Abidjan sous les eaux : ces femmes que la pluie déloge
Quand la saison des pluies s’installe sur la Côte d’Ivoire, elle ne fait pas que noyer les rues d’Abidjan. Elle emporte des foyers, des repères, des vies. Cette année, le bilan atteint une gravité rare, et il pèse d’abord sur celles qui tiennent ces foyers.
Un bilan humain qui glace
Cinquante-neuf personnes ont perdu la vie dans les inondations liées à la saison des pluies. Le chiffre, énoncé sobrement par les autorités, dit mal l’ampleur du choc ressenti dans les quartiers populaires de la capitale économique ivoirienne.
Le porte-parole gouvernemental l’a reconnu sans détour. « Le conseil déplore un bilan particulièrement élevé de 59 personnes décédées cette année », a-t-il déclaré. Derrière cette formule administrative se cachent des familles entières, brutalement fracturées par la montée des eaux.
La commune d’Attécoubé, l’une des plus densément peuplées d’Abidjan, paie le prix le plus lourd.

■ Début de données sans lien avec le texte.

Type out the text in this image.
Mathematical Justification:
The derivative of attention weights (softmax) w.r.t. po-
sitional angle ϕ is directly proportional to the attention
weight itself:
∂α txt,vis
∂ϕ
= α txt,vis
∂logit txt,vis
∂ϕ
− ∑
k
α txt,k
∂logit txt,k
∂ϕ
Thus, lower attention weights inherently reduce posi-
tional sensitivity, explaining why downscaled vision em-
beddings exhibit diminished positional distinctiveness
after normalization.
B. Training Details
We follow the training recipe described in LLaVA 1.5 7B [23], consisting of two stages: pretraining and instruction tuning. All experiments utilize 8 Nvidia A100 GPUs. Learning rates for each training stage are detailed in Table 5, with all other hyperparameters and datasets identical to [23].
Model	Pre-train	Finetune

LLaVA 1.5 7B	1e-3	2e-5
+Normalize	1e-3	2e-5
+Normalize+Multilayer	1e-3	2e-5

Une vingtaine de personnes y ont trouvé la mort, faisant de ce territoire le cœur d’une tragédie qui a marqué toute l’agglomération ces dernières semaines.

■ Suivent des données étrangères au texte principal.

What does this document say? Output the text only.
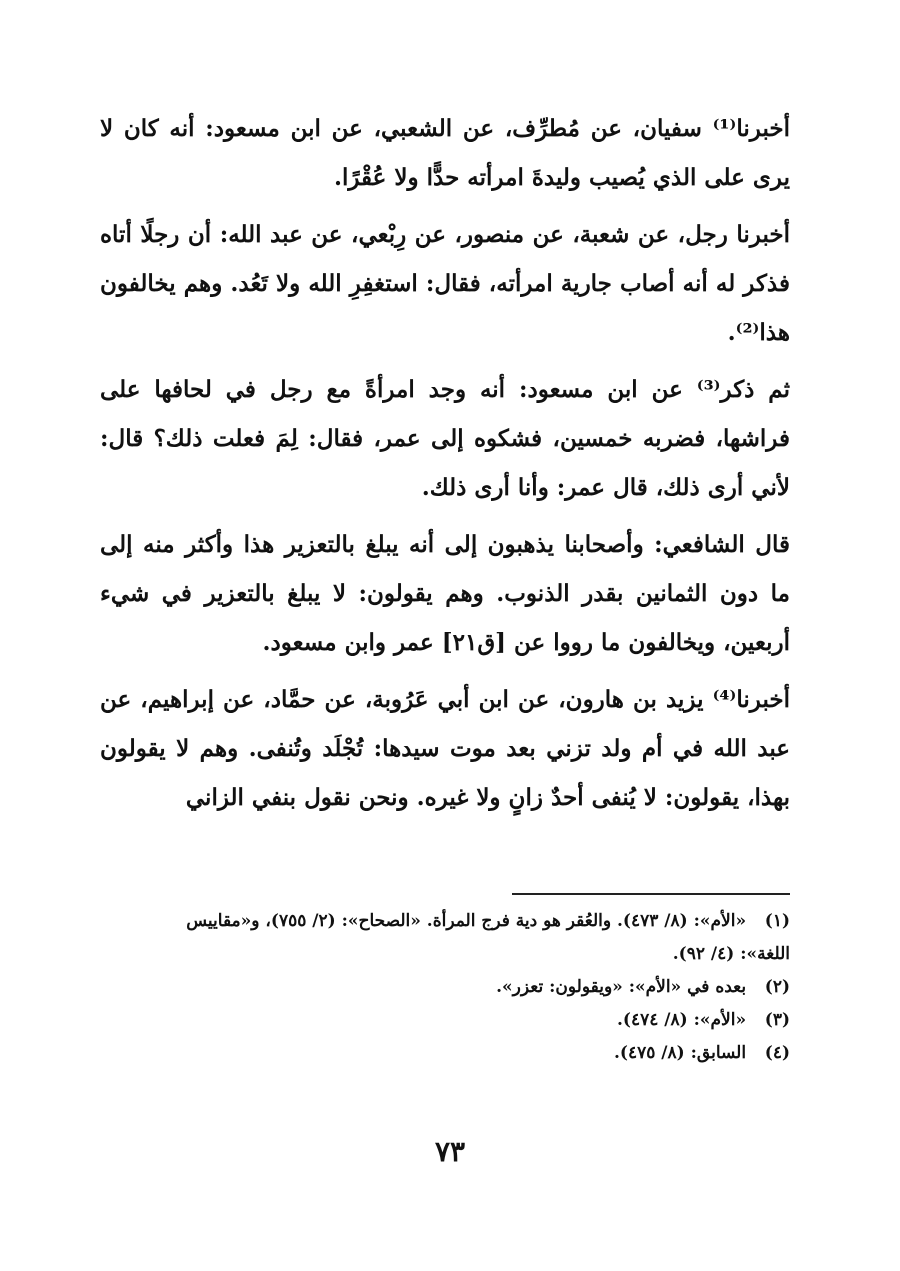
أخبرنا⁽¹⁾ سفيان، عن مُطرِّف، عن الشعبي، عن ابن مسعود: أنه كان لا يرى على الذي يُصيب وليدةَ امرأته حدًّا ولا عُقْرًا.

أخبرنا رجل، عن شعبة، عن منصور، عن رِبْعي، عن عبد الله: أن رجلًا أتاه فذكر له أنه أصاب جارية امرأته، فقال: استغفِرِ الله ولا تَعُد. وهم يخالفون هذا⁽²⁾.

ثم ذكر⁽³⁾ عن ابن مسعود: أنه وجد امرأةً مع رجل في لحافها على فراشها، فضربه خمسين، فشكوه إلى عمر، فقال: لِمَ فعلت ذلك؟ قال: لأني أرى ذلك، قال عمر: وأنا أرى ذلك.

قال الشافعي: وأصحابنا يذهبون إلى أنه يبلغ بالتعزير هذا وأكثر منه إلى ما دون الثمانين بقدر الذنوب. وهم يقولون: لا يبلغ بالتعزير في شيء أربعين، ويخالفون ما رووا عن [ق٢١] عمر وابن مسعود.

أخبرنا⁽⁴⁾ يزيد بن هارون، عن ابن أبي عَرُوبة، عن حمَّاد، عن إبراهيم، عن عبد الله في أم ولد تزني بعد موت سيدها: تُجْلَد وتُنفى. وهم لا يقولون بهذا، يقولون: لا يُنفى أحدٌ زانٍ ولا غيره. ونحن نقول بنفي الزاني

(١) «الأم»: (٨/ ٤٧٣). والعُقر هو دية فرج المرأة. «الصحاح»: (٢/ ٧٥٥)، و«مقاييس

اللغة»: (٤/ ٩٢).

(٢) بعده في «الأم»: «ويقولون: تعزر».

(٣) «الأم»: (٨/ ٤٧٤).

(٤) السابق: (٨/ ٤٧٥).

٧٣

Des quartiers engloutis, des vies suspendues
Plusieurs zones d’Abidjan se sont retrouvées sous les eaux. Les images qui circulent racontent une même détresse : des maisons envahies, des murs de clôture effondrés, des arbres arrachés et des poteaux électriques couchés sur des routes devenues impraticables.
Dans ces quartiers, ce sont souvent les femmes qui affrontent en première ligne la mécanique du désastre. Ce sont elles qui sauvent ce qui peut l’être, qui protègent les enfants, qui recomposent un quotidien lorsque le toit familial cède sous la pression de l’eau.
Un jeune entrepreneur, encore sous le choc, a livré un témoignage bouleversant. « Ma maison s’est effondrée », confie-t-il, blessé à la tête. Il ajoute, la voix marquée par le deuil, que « beaucoup de gens de mon quartier sont morts », résumant l’onde de tristesse qui traverse Attécoubé.
La promesse d’un relogement massif
Face à l’urgence, le gouvernement ivoirien a annoncé un vaste programme de relogement. Soixante mille personnes doivent être accueillies dans douze mille logements, répartis entre la localité de Songon et les abords de l’autoroute du Nord.
Cette réponse, spectaculaire par son ampleur, entend offrir un abri stable aux sinistrés. Pour de nombreuses mères de famille contraintes de fuir dans la précipitation, cette perspective représente l’espoir fragile d’un ancrage retrouvé et d’un avenir moins précaire.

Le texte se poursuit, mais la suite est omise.